Seeing the woman only a few feet away now, her face was round and girlish with the fat cheeks of a toddler, yet her caramel skin was so finely wrinkled, it looked like a brown paper bag once tightly wadded in a hand.
“Show her the picture,” Hashim said.
I removed it from my coat pocket.
She took a moment to carefully unfold her glasses, setting them on the end of her nose, before taking it. She said something in Spanish.
“She recognizes her,” Hashim said.
Nora, who’d been fumbling with Ashley’s coat in the Whole Foods bag, finally shook it loose, holding it up by the shoulders.
The woman took one look at it and froze, whispering.
“She thinks she’s seen it before,” Hashim said.

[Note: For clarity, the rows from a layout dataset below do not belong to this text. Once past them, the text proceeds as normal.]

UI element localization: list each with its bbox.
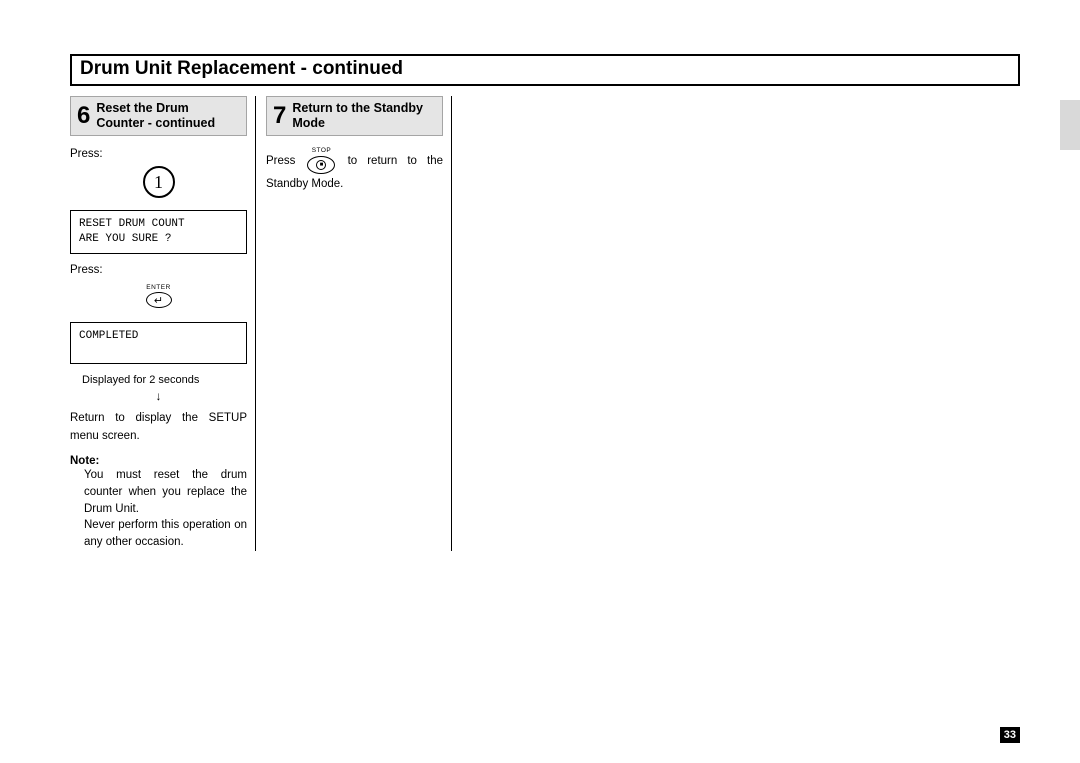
return-text: Return to display the SETUP menu screen. bbox=[70, 410, 247, 446]
keypad-1-button-icon: 1 bbox=[143, 166, 175, 198]
step-7-text: Press STOP ■ to return to the Standby Mo… bbox=[266, 148, 443, 195]
lcd-caption: Displayed for 2 seconds bbox=[82, 374, 247, 386]
step-6-title: Reset the Drum Counter - continued bbox=[96, 101, 240, 131]
stop-label: STOP bbox=[307, 148, 335, 155]
press-label-1: Press: bbox=[70, 148, 247, 160]
page-number-badge: 33 bbox=[1000, 727, 1020, 743]
stop-button-wrap: STOP ■ bbox=[307, 148, 335, 174]
page-title: Drum Unit Replacement - continued bbox=[70, 54, 1020, 86]
enter-button-block: ENTER ↵ bbox=[70, 284, 247, 310]
press-label-2: Press: bbox=[70, 264, 247, 276]
stop-button-icon: ■ bbox=[307, 156, 335, 174]
step-6-header: 6 Reset the Drum Counter - continued bbox=[70, 96, 247, 136]
lcd-display-1: RESET DRUM COUNT ARE YOU SURE ? bbox=[70, 210, 247, 254]
step-7-number: 7 bbox=[273, 104, 286, 128]
content-columns: 6 Reset the Drum Counter - continued Pre… bbox=[70, 96, 1020, 551]
note-body-1: You must reset the drum counter when you… bbox=[70, 467, 247, 517]
column-step-6: 6 Reset the Drum Counter - continued Pre… bbox=[70, 96, 256, 551]
column-step-7: 7 Return to the Standby Mode Press STOP … bbox=[266, 96, 452, 551]
step-7-text-pre: Press bbox=[266, 155, 295, 167]
enter-button-icon: ↵ bbox=[146, 292, 172, 308]
lcd-display-2: COMPLETED bbox=[70, 322, 247, 364]
manual-page: Drum Unit Replacement - continued 6 Rese… bbox=[70, 54, 1020, 551]
stop-inner-icon: ■ bbox=[316, 160, 326, 170]
step-7-header: 7 Return to the Standby Mode bbox=[266, 96, 443, 136]
side-tab bbox=[1060, 100, 1080, 150]
step-6-number: 6 bbox=[77, 104, 90, 128]
button-1-block: 1 bbox=[70, 166, 247, 198]
enter-label: ENTER bbox=[70, 284, 247, 291]
step-7-title: Return to the Standby Mode bbox=[292, 101, 436, 131]
arrow-down-icon: ↓ bbox=[70, 390, 247, 402]
note-body-2: Never perform this operation on any othe… bbox=[70, 517, 247, 550]
note-label: Note: bbox=[70, 455, 247, 467]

“She thinks?” I said. “She looks pretty convinced.”
He smiled uncomfortably, turning back to the woman and asking her a question. She responded, her voice serious and low, eyeing Ashley’s coat as if worried it might come alive. Hashim interrupted to ask a question, and she heatedly responded, taking a few steps away from the coat. She talked for several minutes, so dramatically at times I wondered if she were a popular telenovela actress on Venevisión. I tried to dig through the stream of Spanish to find a word I might recognize, and, abruptly, I did.